Semburat warna pagi dari penanjakan: view gunung Bromo dan Semeru |
Perjalanan yang tak kurencanakan pada awalnya, karena memang awalnya aku malah merencanakan untuk melakukan backpacking antar kota keliling Jawa dalam beberapa hari. Karenanya aku tidak membawa banyak pakaian toh pertimbanganku aku bisa beli beberapa baju di tempat yang aku singgahi. Namun karena perhitungan waktu yang bergeser sehingga akhirnya aku tidak jadi backpacking-an. Tapi ada sisa waktu yang jika kuperhitungkan bisa untuk mengunjungi Bromo.
Menunggu di stasiun Senin, cukup nyaman |
Sekitar jam setengah lima aku sudah sampai di stasiun. Situasi stasiun Senin agak membuatku kaget karena walaupun gedung-gedungnya masih sama namun situasinya sudah berubah banyak banget. Aku buru-buru saja antri di bagian pembelian tiket namun setelah sampai depan baru tahu kalau harus menulis di lembar pemesanan tiket. Haduh, akhirnya aku balik ulang cari tempat mengambil lembar pemesanan tiket. Begitu dapet kertasnya gantian aku celingukan cari ballpoint... Ternyata beli tiket sekarang lebih ribet, cuma lebih aman juga sih jadi gak ada calo yang mondar-mandir tawarin tiket.

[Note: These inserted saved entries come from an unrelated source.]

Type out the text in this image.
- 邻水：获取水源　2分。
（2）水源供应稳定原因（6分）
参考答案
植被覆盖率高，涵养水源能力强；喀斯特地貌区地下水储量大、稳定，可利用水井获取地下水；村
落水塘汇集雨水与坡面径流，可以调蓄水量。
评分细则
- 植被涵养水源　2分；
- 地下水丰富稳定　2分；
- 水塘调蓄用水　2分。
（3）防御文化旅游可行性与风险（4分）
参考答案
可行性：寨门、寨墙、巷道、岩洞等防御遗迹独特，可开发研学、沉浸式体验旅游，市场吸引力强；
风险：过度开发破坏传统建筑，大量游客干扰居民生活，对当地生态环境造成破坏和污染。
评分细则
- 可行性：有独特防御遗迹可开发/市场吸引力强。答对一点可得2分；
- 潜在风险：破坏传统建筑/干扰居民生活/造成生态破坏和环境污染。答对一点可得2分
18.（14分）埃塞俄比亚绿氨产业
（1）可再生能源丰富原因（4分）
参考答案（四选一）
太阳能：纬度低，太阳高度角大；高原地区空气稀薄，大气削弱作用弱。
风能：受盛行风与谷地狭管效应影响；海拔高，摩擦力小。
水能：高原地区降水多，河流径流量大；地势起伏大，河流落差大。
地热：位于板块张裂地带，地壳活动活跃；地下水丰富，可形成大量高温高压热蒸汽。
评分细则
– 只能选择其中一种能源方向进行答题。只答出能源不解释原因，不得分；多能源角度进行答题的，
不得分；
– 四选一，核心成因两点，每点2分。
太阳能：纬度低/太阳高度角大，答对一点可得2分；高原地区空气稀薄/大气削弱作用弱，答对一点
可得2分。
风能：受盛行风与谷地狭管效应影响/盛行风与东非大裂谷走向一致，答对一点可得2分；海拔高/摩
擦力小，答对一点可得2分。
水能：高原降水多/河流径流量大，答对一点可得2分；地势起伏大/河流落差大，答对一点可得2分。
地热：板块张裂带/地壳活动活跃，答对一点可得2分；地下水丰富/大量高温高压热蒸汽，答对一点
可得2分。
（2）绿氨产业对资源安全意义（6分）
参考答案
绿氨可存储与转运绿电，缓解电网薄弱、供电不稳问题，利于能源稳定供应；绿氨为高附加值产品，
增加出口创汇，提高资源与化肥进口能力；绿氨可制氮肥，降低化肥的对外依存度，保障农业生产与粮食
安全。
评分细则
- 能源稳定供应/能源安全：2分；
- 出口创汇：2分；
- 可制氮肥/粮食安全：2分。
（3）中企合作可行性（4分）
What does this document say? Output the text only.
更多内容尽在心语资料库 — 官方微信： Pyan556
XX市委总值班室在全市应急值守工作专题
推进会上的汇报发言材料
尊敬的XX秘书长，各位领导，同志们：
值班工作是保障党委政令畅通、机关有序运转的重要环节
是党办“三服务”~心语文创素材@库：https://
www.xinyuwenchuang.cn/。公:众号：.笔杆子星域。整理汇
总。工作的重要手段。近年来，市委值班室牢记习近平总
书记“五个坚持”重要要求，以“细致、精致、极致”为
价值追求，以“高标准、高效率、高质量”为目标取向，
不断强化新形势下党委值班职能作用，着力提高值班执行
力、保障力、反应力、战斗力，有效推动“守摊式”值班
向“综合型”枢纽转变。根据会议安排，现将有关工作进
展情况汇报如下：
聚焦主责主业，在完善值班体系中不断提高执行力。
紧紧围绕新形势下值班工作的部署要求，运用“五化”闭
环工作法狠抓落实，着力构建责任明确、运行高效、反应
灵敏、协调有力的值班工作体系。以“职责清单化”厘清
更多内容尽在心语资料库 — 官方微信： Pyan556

Akhirnya jam enam aku bisa duduk di kursi nomor 7 di bagian Ekonomi AC. Awalnya aku mau ambil yang bisnis, tapi ibu yang menjual ballpoint dan membantuku menulis malah menuliskan kelas kereta api Ekonomi AC bukan Bisnis seperti mauku. Ternyata dia benar, walaupun suasana tempat duduk sama dengan kelas Ekonomi namun lebih nyaman karena ada AC di dalamnya, dibanding dengan kelas Bisnis yang hanya mendapatkan kipas angin.
Setelah melewati 12 jam perjalanan dengan kereta api, paginya kereta api sampai juga di stasiun Pasar Turi, Surabaya. Setelah minum kopi dan sarapan pagi, aku melanjutkan perjalanan ke terminal Terboyo. Dari terminal Terboyo aku mengambil bis Patas AC jurusan ke Malang. Aku sebenarnya mengambil jurusan yang kurang pas, tapi jalur ini aku ikuti berdasarkan hasil pencarianku diinternet tentang rute perjalanan ke Bromo. Sekitar tiga perjalanan, sampailah aku di terminal Arjosari, Malang. Cuaca sampai di Malang mulai menunjukkan mendung.
Setelah mengisi perut lagi di terminal Arjosari, aku mencari informasi ke orang-orang. Dari mereka aku mendapatkan arahan supaya naik bis jurusan Malang-Probolinggo. Kembali perjalanan hampir tiga jam aku lalui di atas bis untuk sampai ke Probolinggo. Hujan turun deras sekali waktu bis melewati daerah Lawang, sebenarnya cukup mengkhawatirkan karena aku saat itu belum tahu sejauh mana Probolinggo.
Setengah empat, bis masuk ke terminal Probolinggo. Dari terminal Probolinggo, aku keluar dan berjalan beberapa meter ke sebelah kiri terminal. Di depan warung makan ada mobil angkutan jenis Colt warna biru jurusan terminal Probolinggo-Bromo. Karena menurut penjelasan mas Suhan yang menyupiri, baru enam orang yang siap ke Bromo. Semangkuk bakso dan kopi kedua kembali mengisi perutku menunggu penumpang lain.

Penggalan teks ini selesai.